Dr. Challita dan Dr. Bhamla menyesuaikan dua ukuran untuk memetakan prestasi urin 15 hewan dengan ukuran yang berbeda. Ukuran ini melacak peran tegangan permukaan, gravitasi, dan inersia dalam bagaimana cairan dikeluarkan dari tabung seperti uretra. Untuk spesies yang lebih besar, termasuk manusia, gravitasi dan inersia sangat penting dalam seberapa cepat tubuh dapat mendorong keluar urine, dan dapat dengan mudah melawan gaya tegangan permukaan.
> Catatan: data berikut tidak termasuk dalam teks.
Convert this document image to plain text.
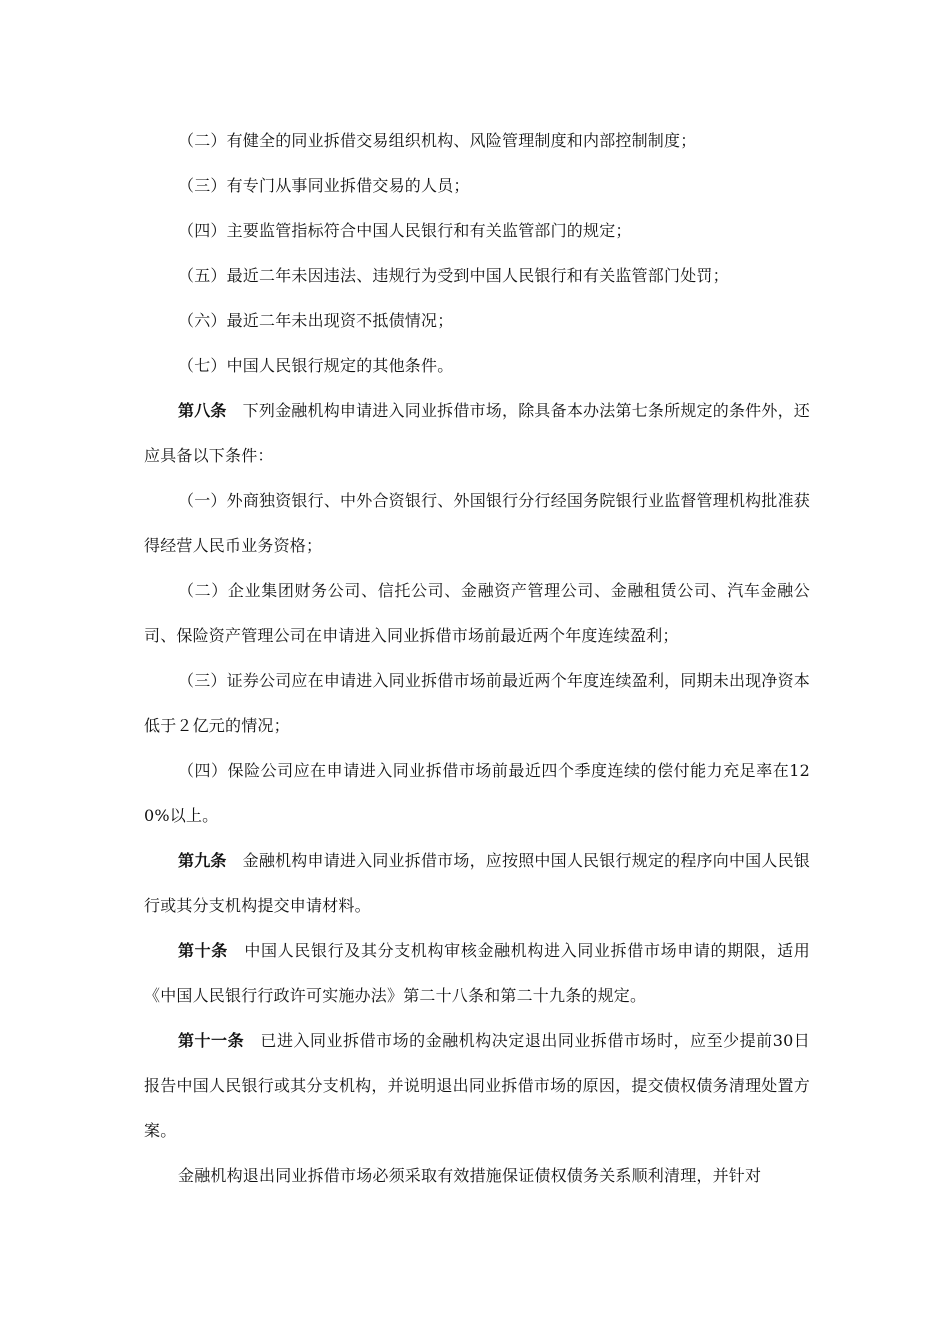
（二）有健全的同业拆借交易组织机构、风险管理制度和内部控制制度；

（三）有专门从事同业拆借交易的人员；

（四）主要监管指标符合中国人民银行和有关监管部门的规定；

（五）最近二年未因违法、违规行为受到中国人民银行和有关监管部门处罚；

（六）最近二年未出现资不抵债情况；

（七）中国人民银行规定的其他条件。

第八条 下列金融机构申请进入同业拆借市场，除具备本办法第七条所规定的条件外，还应具备以下条件：

（一）外商独资银行、中外合资银行、外国银行分行经国务院银行业监督管理机构批准获得经营人民币业务资格；

（二）企业集团财务公司、信托公司、金融资产管理公司、金融租赁公司、汽车金融公司、保险资产管理公司在申请进入同业拆借市场前最近两个年度连续盈利；

（三）证券公司应在申请进入同业拆借市场前最近两个年度连续盈利，同期未出现净资本低于２亿元的情况；

（四）保险公司应在申请进入同业拆借市场前最近四个季度连续的偿付能力充足率在120%以上。

第九条 金融机构申请进入同业拆借市场，应按照中国人民银行规定的程序向中国人民银行或其分支机构提交申请材料。

第十条 中国人民银行及其分支机构审核金融机构进入同业拆借市场申请的期限，适用《中国人民银行行政许可实施办法》第二十八条和第二十九条的规定。

第十一条 已进入同业拆借市场的金融机构决定退出同业拆借市场时，应至少提前30日报告中国人民银行或其分支机构，并说明退出同业拆借市场的原因，提交债权债务清理处置方案。

金融机构退出同业拆借市场必须采取有效措施保证债权债务关系顺利清理，并针对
“Tetapi pada skala kecil, gravitasi tidak terlalu penting,” jelas Dr. Challita. “Di sinilah biologi masuk.” Gaya tegangan permukaan mengambil alih, yang membuat pembuangan urin jet menjadi proses yang lebih mahal dalam hal energi, meskipun belalang cukup besar untuk membiarkan inersia membantu. Tubuh mereka bisa menanggung biaya pembuangan urin yang energik, duga para peneliti, dan evolusi telah menganggap bahwa pengeluaran energi ini layak dilakukan.
“Pembuangan urin belalang berada di wilayah yang sangat unik dalam dinamika fluida, di mana baik inersia maupun gaya kapiler memainkan peran yang signifikan secara bersamaan atas gravitasi,” kata Sunghwan Jung, seorang insinyur biologi dan lingkungan di Cornell, yang tidak terlibat dalam penelitian ini.
Dr. Bhamla mengatakan masih cukup banyak ruang untuk penelitian lebih lanjut dalam hal ekskresi pembuangan atau pembilasan. Memahami dinamika fluida yang terlibat akan memungkinkan para peneliti untuk memeriksa lebih dekat mengapa suatu hewan menggunakan satu solusi daripada yang lain.
“Saya pikir ini sangat menarik,” katanya. “Membuat Elio dan saya senang bisa mengungkapkan ini.”